The following are some key points about the Nonbusiness Energy Property Credit:
- The new law increases the credit rate to 30 percent of the cost of all qualifying improvements and raises the maximum credit limit to $1,500 claimed for 2009 and 2010 combined.
- The credit applies to improvements such as adding insulation, energy-efficient exterior windows and doors, energy efficient heating and air conditioning systems, and certain metal and asphalt roofs.
- The improvements must be made to the taxpayer’s principal residence located in the United States (must be existing home).
- Qualifying improvements must be placed into service after December 31, 2008, and before January 1, 2011.
The following are some key points about the Residential Energy Efficient Property Credit:
- The new law removes some of the previously imposed maximum amounts and allows for a credit equal to 30 percent of the cost of qualified property.
- The credit is available to help individual taxpayers pay for qualified residential alternative energy equipment, such as solar hot water heaters, geothermal heat pumps and wind turbines.
- Both existing homes and new construction qualify.
- Both principal residences and second homes qualify (rental property does not qualify).
- Qualifying improvements to the taxpayer’s home in the United States must be placed in service before January 1, 2017.

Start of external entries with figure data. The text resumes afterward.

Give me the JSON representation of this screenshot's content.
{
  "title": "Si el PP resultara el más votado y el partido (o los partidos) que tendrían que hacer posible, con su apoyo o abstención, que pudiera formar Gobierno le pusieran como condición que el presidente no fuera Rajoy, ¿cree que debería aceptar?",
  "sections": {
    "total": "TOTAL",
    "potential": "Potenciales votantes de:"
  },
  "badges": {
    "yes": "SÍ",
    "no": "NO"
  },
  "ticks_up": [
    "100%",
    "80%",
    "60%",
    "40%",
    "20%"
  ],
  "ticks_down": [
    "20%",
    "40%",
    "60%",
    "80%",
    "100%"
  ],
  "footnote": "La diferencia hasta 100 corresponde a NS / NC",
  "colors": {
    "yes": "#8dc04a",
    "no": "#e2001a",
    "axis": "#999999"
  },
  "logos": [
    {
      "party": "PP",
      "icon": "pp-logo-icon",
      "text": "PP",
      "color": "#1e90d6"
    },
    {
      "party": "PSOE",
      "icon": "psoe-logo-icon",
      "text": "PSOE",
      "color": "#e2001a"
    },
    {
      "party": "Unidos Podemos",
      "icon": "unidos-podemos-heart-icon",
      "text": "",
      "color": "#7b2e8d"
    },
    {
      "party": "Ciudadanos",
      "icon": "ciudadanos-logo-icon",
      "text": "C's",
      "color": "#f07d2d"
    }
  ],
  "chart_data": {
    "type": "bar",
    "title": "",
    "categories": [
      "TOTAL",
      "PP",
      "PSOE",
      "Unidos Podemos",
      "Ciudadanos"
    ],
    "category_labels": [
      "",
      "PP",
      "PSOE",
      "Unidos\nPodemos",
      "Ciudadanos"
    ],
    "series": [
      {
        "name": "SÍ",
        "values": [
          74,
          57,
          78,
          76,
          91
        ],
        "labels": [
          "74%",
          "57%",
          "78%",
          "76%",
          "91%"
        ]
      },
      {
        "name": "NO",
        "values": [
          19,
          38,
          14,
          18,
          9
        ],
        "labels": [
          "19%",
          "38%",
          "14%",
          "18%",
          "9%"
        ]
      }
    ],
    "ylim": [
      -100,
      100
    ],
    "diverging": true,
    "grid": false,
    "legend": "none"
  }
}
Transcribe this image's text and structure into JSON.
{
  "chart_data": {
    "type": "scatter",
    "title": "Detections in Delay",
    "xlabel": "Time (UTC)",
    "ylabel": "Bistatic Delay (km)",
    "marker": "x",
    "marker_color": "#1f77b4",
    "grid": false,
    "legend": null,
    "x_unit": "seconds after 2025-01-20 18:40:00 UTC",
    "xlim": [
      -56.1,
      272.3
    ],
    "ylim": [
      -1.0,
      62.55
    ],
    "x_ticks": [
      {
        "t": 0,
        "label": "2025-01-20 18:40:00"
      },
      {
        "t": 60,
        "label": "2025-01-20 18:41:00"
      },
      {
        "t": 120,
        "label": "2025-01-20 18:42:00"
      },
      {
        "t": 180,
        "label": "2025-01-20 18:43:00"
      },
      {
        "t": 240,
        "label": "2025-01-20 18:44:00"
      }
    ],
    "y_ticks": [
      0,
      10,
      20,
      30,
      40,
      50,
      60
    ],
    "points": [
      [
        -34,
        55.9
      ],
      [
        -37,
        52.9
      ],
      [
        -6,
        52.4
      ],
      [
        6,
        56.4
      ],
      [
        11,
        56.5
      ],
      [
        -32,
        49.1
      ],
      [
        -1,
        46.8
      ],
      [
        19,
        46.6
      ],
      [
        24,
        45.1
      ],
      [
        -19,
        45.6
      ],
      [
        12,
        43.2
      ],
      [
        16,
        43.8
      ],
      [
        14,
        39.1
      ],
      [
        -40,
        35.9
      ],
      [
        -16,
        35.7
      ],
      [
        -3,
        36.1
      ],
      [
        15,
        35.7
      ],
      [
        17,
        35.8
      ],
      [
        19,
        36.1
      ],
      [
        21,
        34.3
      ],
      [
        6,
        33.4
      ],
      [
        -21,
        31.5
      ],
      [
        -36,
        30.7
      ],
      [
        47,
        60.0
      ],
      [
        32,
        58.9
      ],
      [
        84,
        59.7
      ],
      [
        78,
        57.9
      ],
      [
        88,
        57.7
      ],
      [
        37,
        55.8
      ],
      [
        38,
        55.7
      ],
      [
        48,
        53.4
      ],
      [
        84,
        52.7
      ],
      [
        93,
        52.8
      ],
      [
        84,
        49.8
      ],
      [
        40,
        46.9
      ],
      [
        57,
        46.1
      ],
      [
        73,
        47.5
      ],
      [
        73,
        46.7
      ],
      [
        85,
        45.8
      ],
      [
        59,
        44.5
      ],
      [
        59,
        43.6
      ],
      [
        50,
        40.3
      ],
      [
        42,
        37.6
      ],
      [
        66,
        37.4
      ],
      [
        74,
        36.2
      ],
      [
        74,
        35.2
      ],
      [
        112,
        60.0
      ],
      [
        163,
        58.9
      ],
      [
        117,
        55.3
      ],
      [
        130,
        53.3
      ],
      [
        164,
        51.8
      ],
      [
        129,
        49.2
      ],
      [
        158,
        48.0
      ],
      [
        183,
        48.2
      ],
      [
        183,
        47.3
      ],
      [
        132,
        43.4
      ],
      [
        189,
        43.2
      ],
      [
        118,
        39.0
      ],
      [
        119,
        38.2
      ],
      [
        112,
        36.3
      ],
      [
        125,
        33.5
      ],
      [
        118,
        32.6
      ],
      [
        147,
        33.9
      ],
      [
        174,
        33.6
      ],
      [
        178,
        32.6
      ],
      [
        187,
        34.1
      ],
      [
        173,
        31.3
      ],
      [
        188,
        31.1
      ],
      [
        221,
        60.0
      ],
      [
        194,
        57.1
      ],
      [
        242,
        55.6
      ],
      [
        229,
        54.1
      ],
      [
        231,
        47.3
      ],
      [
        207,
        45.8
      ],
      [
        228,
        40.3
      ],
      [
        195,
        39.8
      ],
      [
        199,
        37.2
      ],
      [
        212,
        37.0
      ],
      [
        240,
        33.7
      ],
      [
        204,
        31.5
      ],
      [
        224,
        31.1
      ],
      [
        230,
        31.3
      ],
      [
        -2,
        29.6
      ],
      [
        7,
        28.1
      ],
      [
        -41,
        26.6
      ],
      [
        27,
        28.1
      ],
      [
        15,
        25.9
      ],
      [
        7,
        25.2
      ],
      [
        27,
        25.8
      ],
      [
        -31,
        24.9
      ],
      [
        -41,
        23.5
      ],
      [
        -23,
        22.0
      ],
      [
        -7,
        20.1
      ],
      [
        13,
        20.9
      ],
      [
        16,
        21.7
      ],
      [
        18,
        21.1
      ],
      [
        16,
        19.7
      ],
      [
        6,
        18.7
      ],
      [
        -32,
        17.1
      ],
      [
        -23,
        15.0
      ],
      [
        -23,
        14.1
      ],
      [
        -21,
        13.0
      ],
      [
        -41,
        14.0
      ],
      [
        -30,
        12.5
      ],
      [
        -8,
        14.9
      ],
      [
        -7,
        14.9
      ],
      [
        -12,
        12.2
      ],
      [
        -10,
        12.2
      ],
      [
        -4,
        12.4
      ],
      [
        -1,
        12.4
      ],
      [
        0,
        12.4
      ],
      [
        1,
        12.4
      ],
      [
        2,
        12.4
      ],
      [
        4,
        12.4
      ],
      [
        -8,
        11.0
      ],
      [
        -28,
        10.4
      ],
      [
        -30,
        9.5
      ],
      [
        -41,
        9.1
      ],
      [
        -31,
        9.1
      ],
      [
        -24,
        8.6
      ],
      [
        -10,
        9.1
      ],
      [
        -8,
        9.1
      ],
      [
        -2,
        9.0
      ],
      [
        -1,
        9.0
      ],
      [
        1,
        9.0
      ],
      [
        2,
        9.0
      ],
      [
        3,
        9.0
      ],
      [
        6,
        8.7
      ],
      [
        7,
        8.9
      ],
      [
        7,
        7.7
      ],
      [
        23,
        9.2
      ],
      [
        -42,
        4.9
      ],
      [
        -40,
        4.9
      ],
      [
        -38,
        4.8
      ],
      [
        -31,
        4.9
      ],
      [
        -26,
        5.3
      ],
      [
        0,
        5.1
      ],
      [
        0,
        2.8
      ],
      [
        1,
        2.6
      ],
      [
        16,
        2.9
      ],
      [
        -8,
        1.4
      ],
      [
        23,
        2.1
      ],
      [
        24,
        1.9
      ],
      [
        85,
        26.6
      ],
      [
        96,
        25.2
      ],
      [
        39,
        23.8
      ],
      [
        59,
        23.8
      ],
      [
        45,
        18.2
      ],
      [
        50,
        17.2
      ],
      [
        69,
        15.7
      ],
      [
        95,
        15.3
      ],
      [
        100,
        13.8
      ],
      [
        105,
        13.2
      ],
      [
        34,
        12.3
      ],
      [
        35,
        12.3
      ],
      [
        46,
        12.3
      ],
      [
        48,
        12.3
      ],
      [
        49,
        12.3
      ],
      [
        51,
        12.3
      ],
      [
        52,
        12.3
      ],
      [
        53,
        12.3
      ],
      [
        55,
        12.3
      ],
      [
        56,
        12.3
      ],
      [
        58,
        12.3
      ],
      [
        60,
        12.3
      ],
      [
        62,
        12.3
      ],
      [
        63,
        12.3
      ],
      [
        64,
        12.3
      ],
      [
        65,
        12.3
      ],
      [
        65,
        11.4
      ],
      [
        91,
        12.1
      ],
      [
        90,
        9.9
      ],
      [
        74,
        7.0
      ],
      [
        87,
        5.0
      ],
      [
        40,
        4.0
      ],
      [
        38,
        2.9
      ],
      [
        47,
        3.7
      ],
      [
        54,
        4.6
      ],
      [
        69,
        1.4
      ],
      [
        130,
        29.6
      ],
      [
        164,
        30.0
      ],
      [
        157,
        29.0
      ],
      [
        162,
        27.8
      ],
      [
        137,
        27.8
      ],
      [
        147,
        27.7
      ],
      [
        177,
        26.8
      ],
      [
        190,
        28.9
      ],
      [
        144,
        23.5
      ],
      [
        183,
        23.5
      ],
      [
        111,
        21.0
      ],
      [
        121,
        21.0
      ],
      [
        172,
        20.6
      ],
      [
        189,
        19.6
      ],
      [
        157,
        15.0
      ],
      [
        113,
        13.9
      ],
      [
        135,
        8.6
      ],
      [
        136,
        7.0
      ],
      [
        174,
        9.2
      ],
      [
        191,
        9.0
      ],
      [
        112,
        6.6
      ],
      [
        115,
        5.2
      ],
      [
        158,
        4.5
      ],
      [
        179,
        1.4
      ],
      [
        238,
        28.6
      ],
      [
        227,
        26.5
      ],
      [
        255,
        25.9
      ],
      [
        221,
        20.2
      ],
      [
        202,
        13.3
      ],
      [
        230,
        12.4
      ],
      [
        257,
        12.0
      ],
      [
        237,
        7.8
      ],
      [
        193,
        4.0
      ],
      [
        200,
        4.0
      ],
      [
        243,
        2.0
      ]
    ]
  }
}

Energy credits must be taken in the tax year which the installation was completed. Not all energy efficient improvements qualify for this credit and those that do must have certification from the manufacturer that can be found either in the packaging or on the manufacturers website. If you are considering making improvements in the coming year you should discuss this with a tax professional as some of these credits are set to expire after tax year 2010.